Some examples of wall mask computation for other monuments.

Figure 8 presents a comparison of the wall detection task evaluations using the accuracy, IoU and Dice coefficient scores for both cases of “learning from scratch” (blue lines, with best Dice score of 93%), and the “sequential learning” (red lines with best Dice score of 94%). From this two learning tasks, we observe that the sequential learning of the pre-trained model is better than learning from scratch. In addition, our model outperforms the state of the art model. The slit performance enhancement is obtained thanks to the applied training parameter settings that are different of the state of the art ones. We think that the pre-trained model is learning better when using fine tuned learning rate with bigger batch size, recalling that the state of the art batch size is 16 since we used batch size of 25.

Fig. 8.
figure 8

Wall detection evaluation using pre-trained/trained from scratch model and comparison with the state-of-the-art. (Color figure online)

Computation Time.
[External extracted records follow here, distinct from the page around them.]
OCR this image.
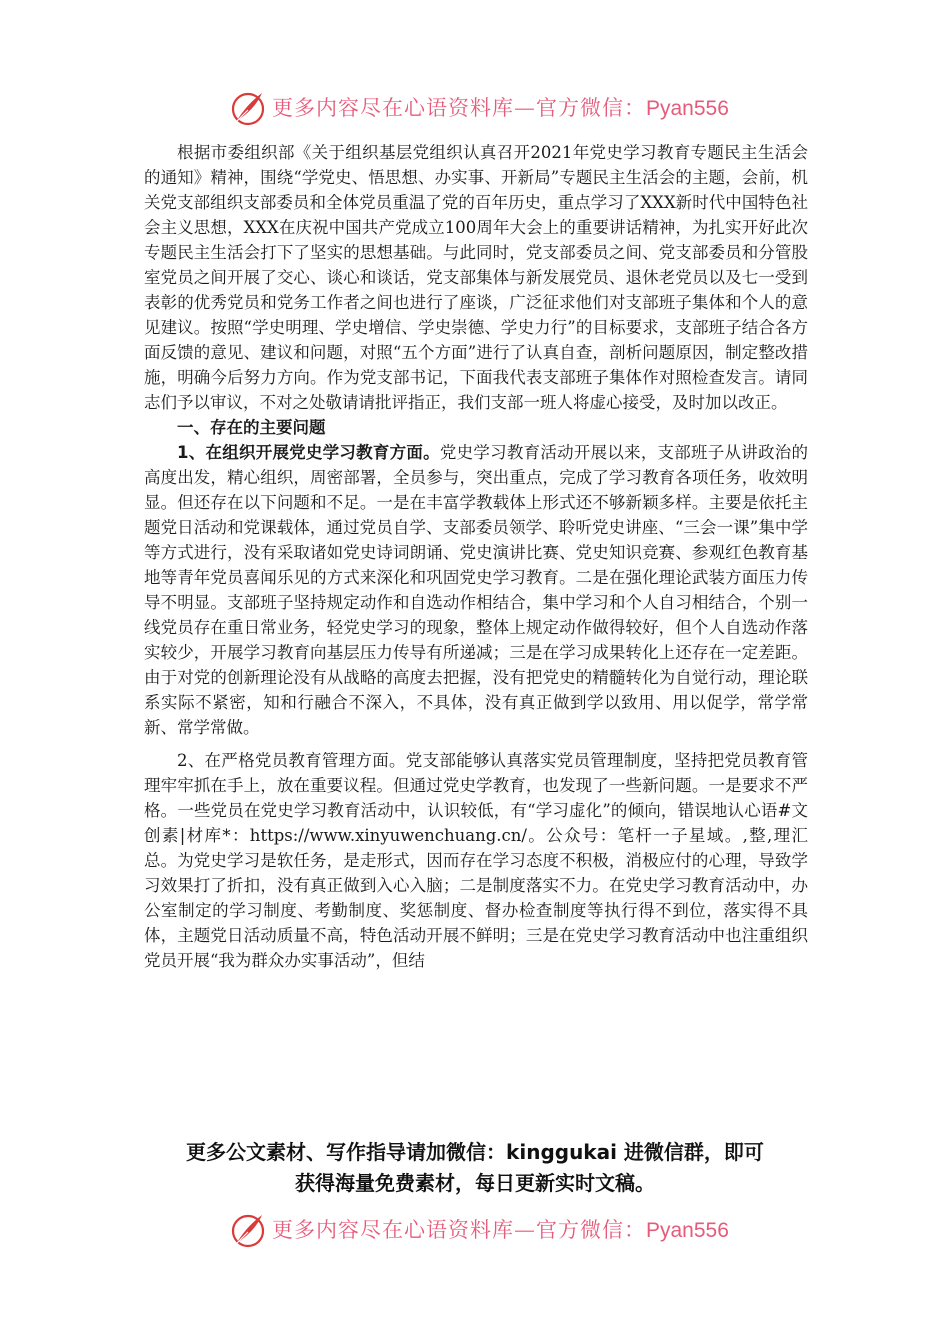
更多内容尽在心语资料库—官方微信：Pyan556

根据市委组织部《关于组织基层党组织认真召开2021年党史学习教育专题民主生活会的通知》精神，围绕“学党史、悟思想、办实事、开新局”专题民主生活会的主题，会前，机关党支部组织支部委员和全体党员重温了党的百年历史，重点学习了XXX新时代中国特色社会主义思想，XXX在庆祝中国共产党成立100周年大会上的重要讲话精神，为扎实开好此次专题民主生活会打下了坚实的思想基础。与此同时，党支部委员之间、党支部委员和分管股室党员之间开展了交心、谈心和谈话，党支部集体与新发展党员、退休老党员以及七一受到表彰的优秀党员和党务工作者之间也进行了座谈，广泛征求他们对支部班子集体和个人的意见建议。按照“学史明理、学史增信、学史崇德、学史力行”的目标要求，支部班子结合各方面反馈的意见、建议和问题，对照“五个方面”进行了认真自查，剖析问题原因，制定整改措施，明确今后努力方向。作为党支部书记，下面我代表支部班子集体作对照检查发言。请同志们予以审议，不对之处敬请请批评指正，我们支部一班人将虚心接受，及时加以改正。

一、存在的主要问题

1、在组织开展党史学习教育方面。党史学习教育活动开展以来，支部班子从讲政治的高度出发，精心组织，周密部署，全员参与，突出重点，完成了学习教育各项任务，收效明显。但还存在以下问题和不足。一是在丰富学教载体上形式还不够新颖多样。主要是依托主题党日活动和党课载体，通过党员自学、支部委员领学、聆听党史讲座、“三会一课”集中学等方式进行，没有采取诸如党史诗词朗诵、党史演讲比赛、党史知识竞赛、参观红色教育基地等青年党员喜闻乐见的方式来深化和巩固党史学习教育。二是在强化理论武装方面压力传导不明显。支部班子坚持规定动作和自选动作相结合，集中学习和个人自习相结合，个别一线党员存在重日常业务，轻党史学习的现象，整体上规定动作做得较好，但个人自选动作落实较少，开展学习教育向基层压力传导有所递减；三是在学习成果转化上还存在一定差距。由于对党的创新理论没有从战略的高度去把握，没有把党史的精髓转化为自觉行动，理论联系实际不紧密，知和行融合不深入，不具体，没有真正做到学以致用、用以促学，常学常新、常学常做。

2、在严格党员教育管理方面。党支部能够认真落实党员管理制度，坚持把党员教育管理牢牢抓在手上，放在重要议程。但通过党史学教育，也发现了一些新问题。一是要求不严格。一些党员在党史学习教育活动中，认识较低，有“学习虚化”的倾向，错误地认心语#文创素|材库*：https://www.xinyuwenchuang.cn/。公众号：笔杆一子星域。,整,理汇总。为党史学习是软任务，是走形式，因而存在学习态度不积极，消极应付的心理，导致学习效果打了折扣，没有真正做到入心入脑；二是制度落实不力。在党史学习教育活动中，办公室制定的学习制度、考勤制度、奖惩制度、督办检查制度等执行得不到位，落实得不具体，主题党日活动质量不高，特色活动开展不鲜明；三是在党史学习教育活动中也注重组织党员开展“我为群众办实事活动”，但结

更多公文素材、写作指导请加微信：kinggukai 进微信群，即可
获得海量免费素材，每日更新实时文稿。
更多内容尽在心语资料库—官方微信：Pyan556
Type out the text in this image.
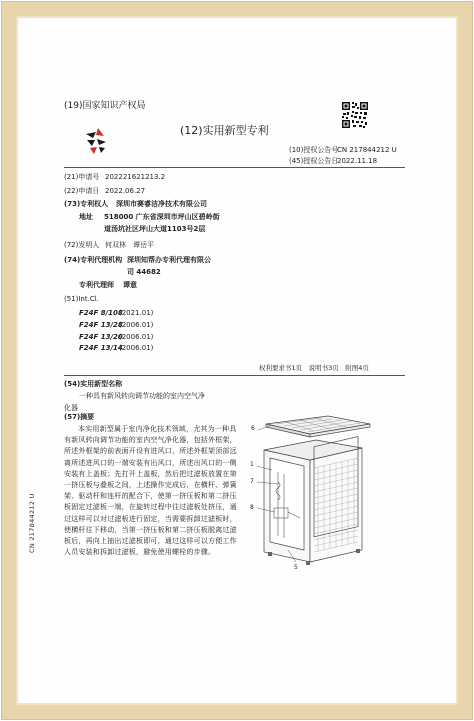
(19)国家知识产权局
(12)实用新型专利
(10)授权公告号
CN 217844212 U
(45)授权公告日
2022.11.18
(21)申请号 202221621213.2
(22)申请日 2022.06.27
(73)专利权人 深圳市赛睿洁净技术有限公司
地址 518000 广东省深圳市坪山区碧岭街
道汤坑社区坪山大道1103号2层
(72)发明人 何双林　谭岳平
(74)专利代理机构 深圳知帮办专利代理有限公
司 44682
专利代理师 谭意
(51)Int.Cl.
F24F 8/108
(2021.01)
F24F 13/28
(2006.01)
F24F 13/20
(2006.01)
F24F 13/14
(2006.01)
权利要求书1页　说明书3页　附图4页
(54)实用新型名称
一种具有新风转向调节功能的室内空气净
化器
(57)摘要
本实用新型属于室内净化技术领域，尤其为一种具有新风转向调节功能的室内空气净化器，包括外框架，所述外框架的前表面开设有进风口，所述外框架顶部远离所述进风口的一端安装有出风口，所述出风口的一侧安装有上盖板；先打开上盖板，然后把过滤板放置在第一挤压板与叠板之间，上述操作完成后，在横杆、弹簧架、驱动杆和连杆的配合下，使第一挤压板和第二挤压板固定过滤板一端，在旋转过程中往过滤板处挤压，通过这样可以对过滤板进行固定，当需要拆卸过滤板时，使横杆往下移动，当第一挤压板和第二挤压板脱离过滤板后，再向上抽出过滤板即可，通过这样可以方便工作人员安装和拆卸过滤板，避免使用螺栓的步骤。
6
1
7
8
5
CN 217844212 U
Figure 9 presents some 3D model examples of floor plans we computed using the approach described in Sect. 3.3. Computing 3D models for the 500 wall mask images of the Versailles-FP dataset took around 20  min on a laptop with a Intel Xeon CPU E3-1505M processor, which gives an average of 2.4 s for each image. In comparison with the computation time of the reference 3D models constructed using the interactive VERSPERA software, we observe that our approach is 25 time faster than the interactive one. We give on Table 1 a comparison of computation times for both methods.
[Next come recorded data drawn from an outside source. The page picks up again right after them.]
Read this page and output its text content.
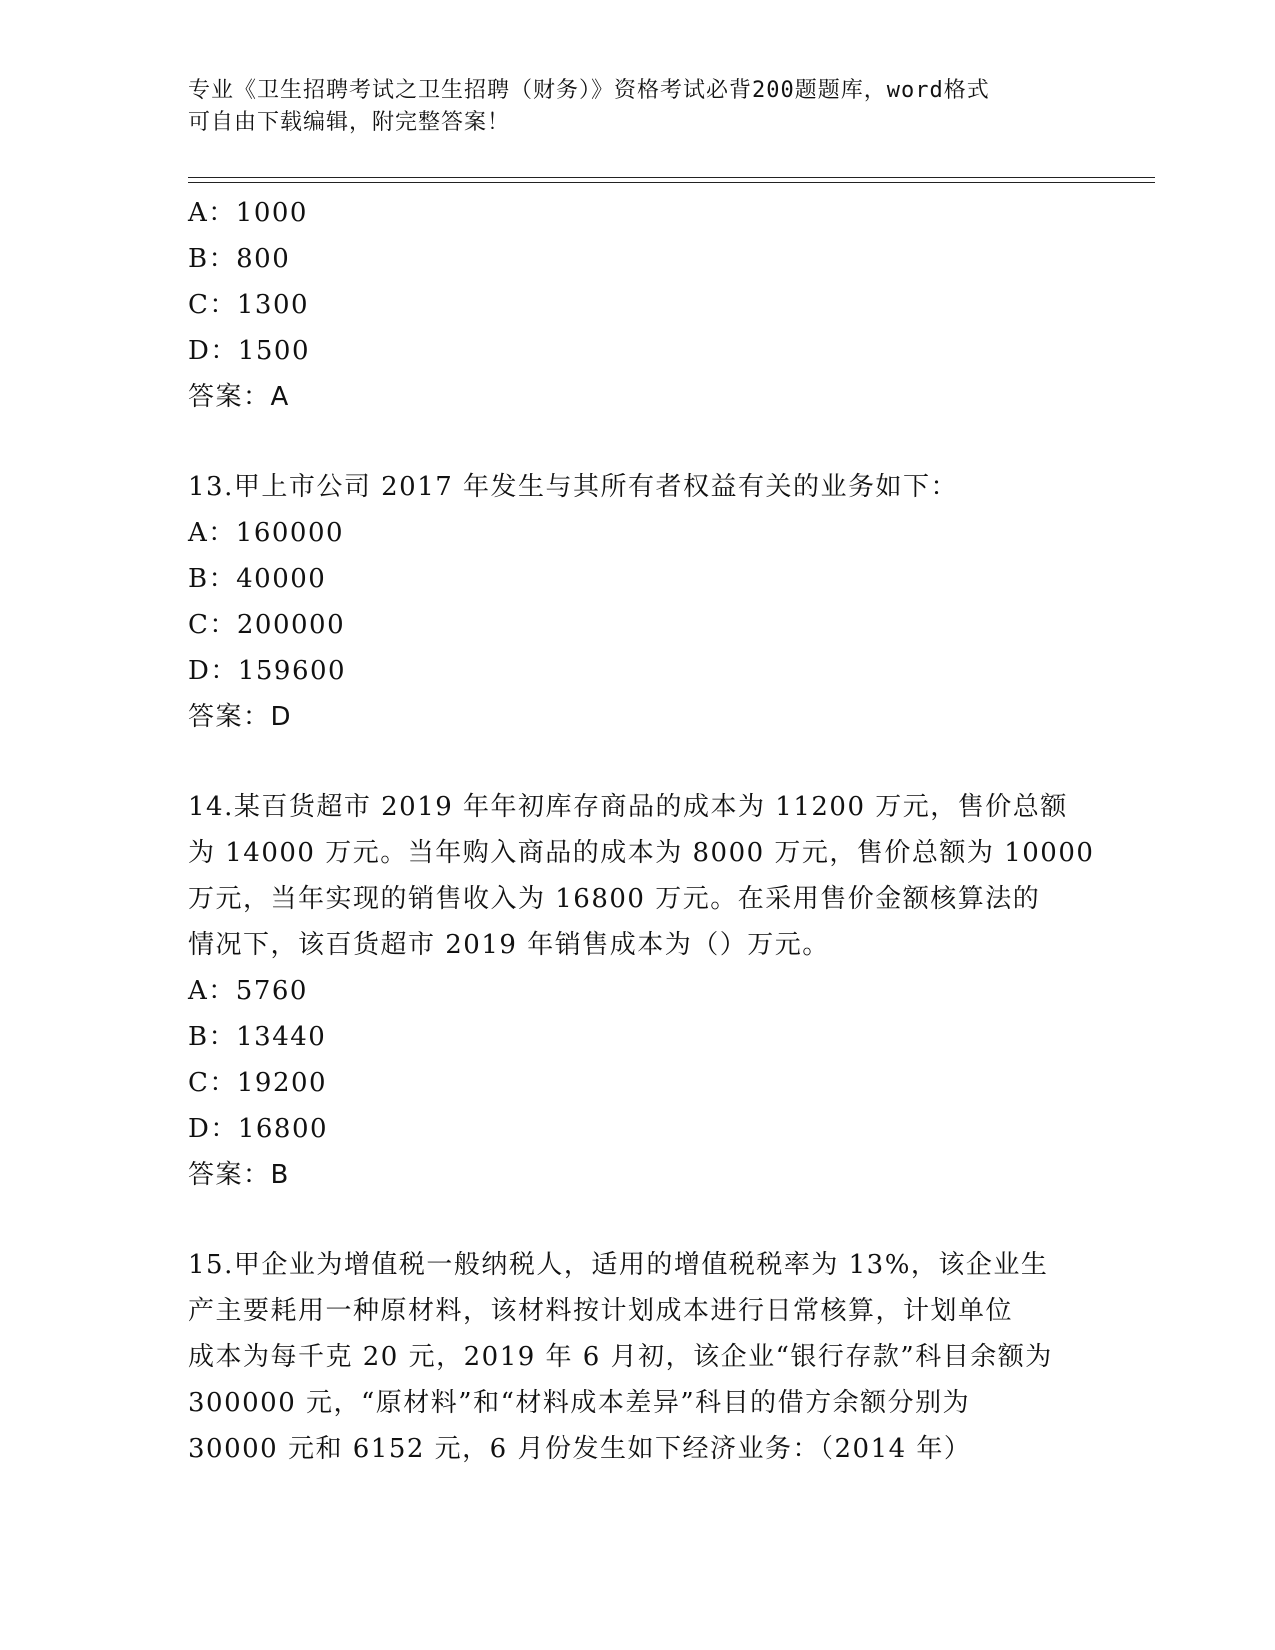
专业《卫生招聘考试之卫生招聘（财务）》资格考试必背200题题库，word格式
可自由下载编辑，附完整答案！
A：1000
B：800
C：1300
D：1500
答案：A
13.甲上市公司 2017 年发生与其所有者权益有关的业务如下：
A：160000
B：40000
C：200000
D：159600
答案：D
14.某百货超市 2019 年年初库存商品的成本为 11200 万元，售价总额
为 14000 万元。当年购入商品的成本为 8000 万元，售价总额为 10000
万元，当年实现的销售收入为 16800 万元。在采用售价金额核算法的
情况下，该百货超市 2019 年销售成本为（）万元。
A：5760
B：13440
C：19200
D：16800
答案：B
15.甲企业为增值税一般纳税人，适用的增值税税率为 13%，该企业生
产主要耗用一种原材料，该材料按计划成本进行日常核算，计划单位
成本为每千克 20 元，2019 年 6 月初，该企业“银行存款”科目余额为
300000 元，“原材料”和“材料成本差异”科目的借方余额分别为
30000 元和 6152 元，6 月份发生如下经济业务：（2014 年）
Table 1. Comparison of computation times.

3D Model Accuracy. We compare first our models by a visual examination and comparison of the resulting 3D models for both automatic and interactive methods (see Fig. 10). Then, in order to get a more accurate and quantitative evaluation, we overlap the polygonalized wall mask image resulting of our approach with the vertical ground projection of the 3D model resulting from the VERSPERA software (Fig. 10, right column); in fact, these two images are the basis of the 3D model extrusion, and comparing them gives a rather good approximation of fidelity between both 3D models since, as we discussed, a real reference 3D model is missing when dealing with the ancient floor plans. The right column images show small differences (non-white pixels) between the two masks that do not lead to drastic 3D model differences. For a numeric evaluation, we computed the min, max and average values and standard deviation of the IoU scores for the overlapping masks on a set of 15 models; Table 2 sums up these values and shows a \(84.2\%\) average value, which is a rather good value depending on the final objective of the 3D modelling.

Table 2. IoU scores computed on 15 models.
Fig. 9.
figure 9

Some 3D models (wireframe or solid screen capture on right) computed from the floor plan (left) and wall mask images (middle).

Fig. 10.
figure 10

Comparison of 3D models: VERSPERA semi-manual software (left), our automatic and fast approach (center), and wall mask difference images (right).
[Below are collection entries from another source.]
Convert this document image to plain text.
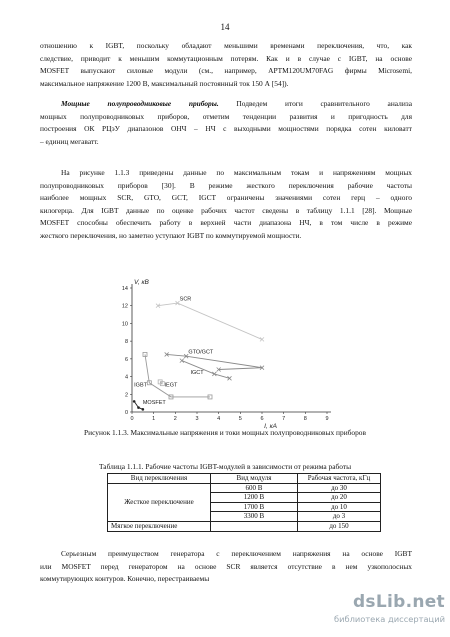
14

отношению к IGBT, поскольку обладают меньшими временами переключения, что, как
следствие, приводит к меньшим коммутационным потерям. Как и в случае с IGBT, на основе
MOSFET выпускают силовые модули (см., например, APTM120UM70FAG фирмы Microsemi,
максимальное напряжение 1200 В, максимальный постоянный ток 150 А [54]).

Мощные полупроводниковые приборы. Подведем итоги сравнительного анализа
мощных полупроводниковых приборов, отметим тенденции развития и пригодность для
построения ОК РЦэУ диапазонов ОНЧ – НЧ с выходными мощностями порядка сотен киловатт
– единиц мегаватт.

На рисунке 1.1.3 приведены данные по максимальным токам и напряжениям мощных
полупроводниковых приборов [30]. В режиме жесткого переключения рабочие частоты
наиболее мощных SCR, GTO, GCT, IGCT ограничены значениями сотен герц – одного
килогерца. Для IGBT данные по оценке рабочих частот сведены в таблицу 1.1.1 [28]. Мощные
MOSFET способны обеспечить работу в верхней части диапазона НЧ, в том числе в режиме
жесткого переключения, но заметно уступают IGBT по коммутируемой мощности.

0	1	2	3	4	5	6	7	8	9
0
2
4
6
8
10
12
14
V, кВ
I, кА
SCR
GTO/GCT
IGCT
IEGT
IGBT
MOSFET
Рисунок 1.1.3. Максимальные напряжения и токи мощных полупроводниковых приборов
Таблица 1.1.1. Рабочие частоты IGBT-модулей в зависимости от режима работы
Вид переключения	Вид модуля	Рабочая частота, кГц
Жесткое переключение	600 В	до 30
	1200 В	до 20
	1700 В	до 10
	3300 В	до 3
Мягкое переключение		до 150

Серьезным преимуществом генератора с переключением напряжения на основе IGBT
или MOSFET перед генератором на основе SCR является отсутствие в нем узкополосных
коммутирующих контуров. Конечно, перестраиваемы

dsLib.net
библиотека диссертаций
5 Perspectives and Conclusion

We presented in this paper a fast 3D model computation approach for historical floor plan quick browsing. The proposed approach uses the U-net architecture of the convolutional neural networks for detecting the wall regions in an input floor plan image, resulting in a binary wall mask image. The resulting image is filtered in a way that only the main walls remain, corresponding to the main structures of the monument. Finally, a 3D model is computed by extruding 3D faces upon linear segments corresponding to the wall edges. We applied this method to build 3D models from the 500 floor plan images of the Versailles-FP dataset (floor plans representing the palace of Versailles between \(17^{th}\) and \(18^{th}\) centuries), and were able to build 3D models very fast. This tool gives historians and archivists a mean to have a fast and quick but complete 3D perspective at the floor plans, and thus to get an easy perception and understanding of the volumes of the monument represented on the plan. Further work includes the integration in 3D models of other architectural details such as staircases, by means of a dedicated machine learning approach. We will also apply our algorithms to other historical datasets of architectural plans, if available.